Recent advances in large language models have demonstrated their potential for automated generation of hardware description language (HDL) code from high-level prompts. Researchers have utilized fine-tuning to enhance the ability of these large language models (LLMs) in the field of Chip Design. However, the lack of Verilog data hinders further improvement in the quality of Verilog generation by LLMs. Additionally, the absence of a Verilog and Electronic Design Automation (EDA) script data augmentation framework significantly increases the time required to prepare the training dataset for LLM trainers. This paper proposes an automated design-data augmentation framework, which generates high-volume and high-quality natural language aligned with Verilog and EDA scripts. For Verilog generation, it translates Verilog files to an abstract syntax tree and then maps nodes to natural language with a predefined template. For Verilog repair, it uses predefined rules to generate the wrong verilog file and then pairs EDA Tool feedback with the right and wrong verilog file. For EDA Script generation, it uses existing LLM(GPT-3.5) to obtain the description of the Script. To evaluate the effectiveness of our data augmentation method, we finetune Llama2-13B and Llama2-7B models using the dataset generated by our augmentation framework. The results demonstrate a significant improvement in the Verilog generation tasks with LLMs. Moreover, the accuracy of Verilog generation surpasses that of the current state-of-the-art open-source Verilog generation model, increasing from 58.8% to 70.6% with the same benchmark. Our 13B model (ChipGPT-FT) has a pass rate improvement compared with GPT-3.5 in Verilog generation and outperforms in EDA script (i.e., SiliconCompiler) generation with only 200 EDA script data.

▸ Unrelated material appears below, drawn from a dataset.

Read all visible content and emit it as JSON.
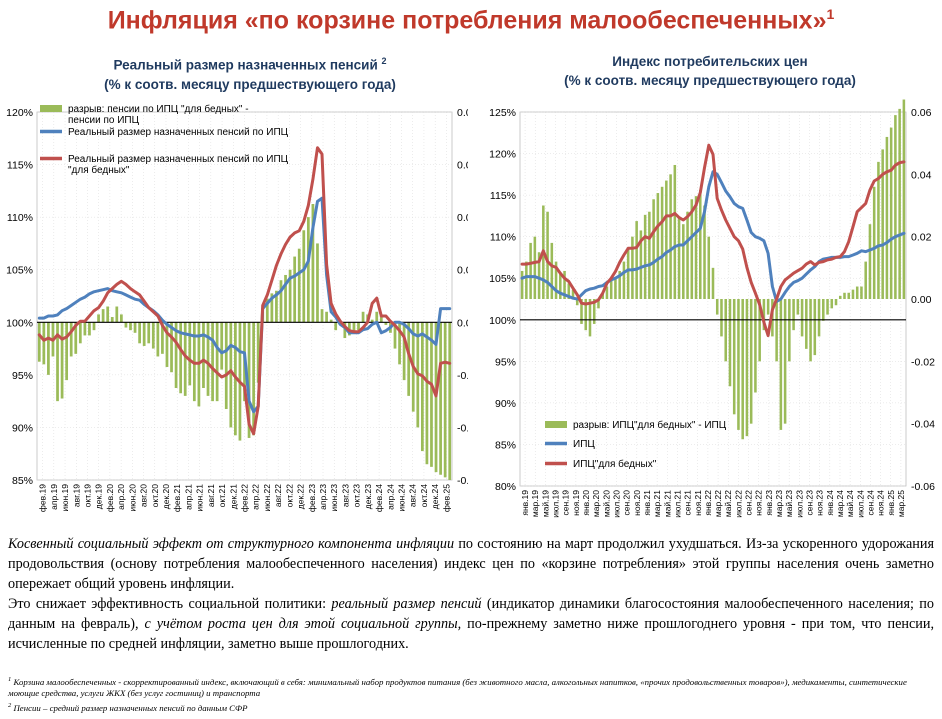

翻译：近年来，大语言模型的发展已展现出其根据高层级提示自动生成硬件描述语言代码的潜力。研究者已利用微调技术来增强这些大语言模型在芯片设计领域的能力。然而，Verilog数据的缺乏阻碍了LLMs生成Verilog代码质量的进一步提升。此外，Verilog与电子设计自动化脚本数据增强框架的缺失，显著增加了为LLM训练者准备训练数据集所需的时间。本文提出了一种自动化设计数据增强框架，该框架能够生成与Verilog及EDA脚本对齐的大规模、高质量自然语言描述。对于Verilog生成，它将Verilog文件转换为抽象语法树，然后使用预定义的模板将节点映射到自然语言。对于Verilog修复，它使用预定义规则生成错误的Verilog文件，然后将EDA工具反馈与正确及错误的Verilog文件配对。对于EDA脚本生成，它利用现有LLM（GPT-3.5）来获取脚本的描述。为了评估我们数据增强方法的有效性，我们使用增强框架生成的数据集对Llama2-13B和Llama2-7B模型进行了微调。结果表明，LLMs在Verilog生成任务上取得了显著提升。此外，Verilog生成的准确率超越了当前最先进的开源Verilog生成模型，在相同基准测试下从58.8%提高至70.6%。我们的13B模型（ChipGPT-FT）在Verilog生成上的通过率相较于GPT-3.5有所提升，并且在仅使用200个EDA脚本数据的情况下，在EDA脚本（即SiliconCompiler）生成任务上表现更优。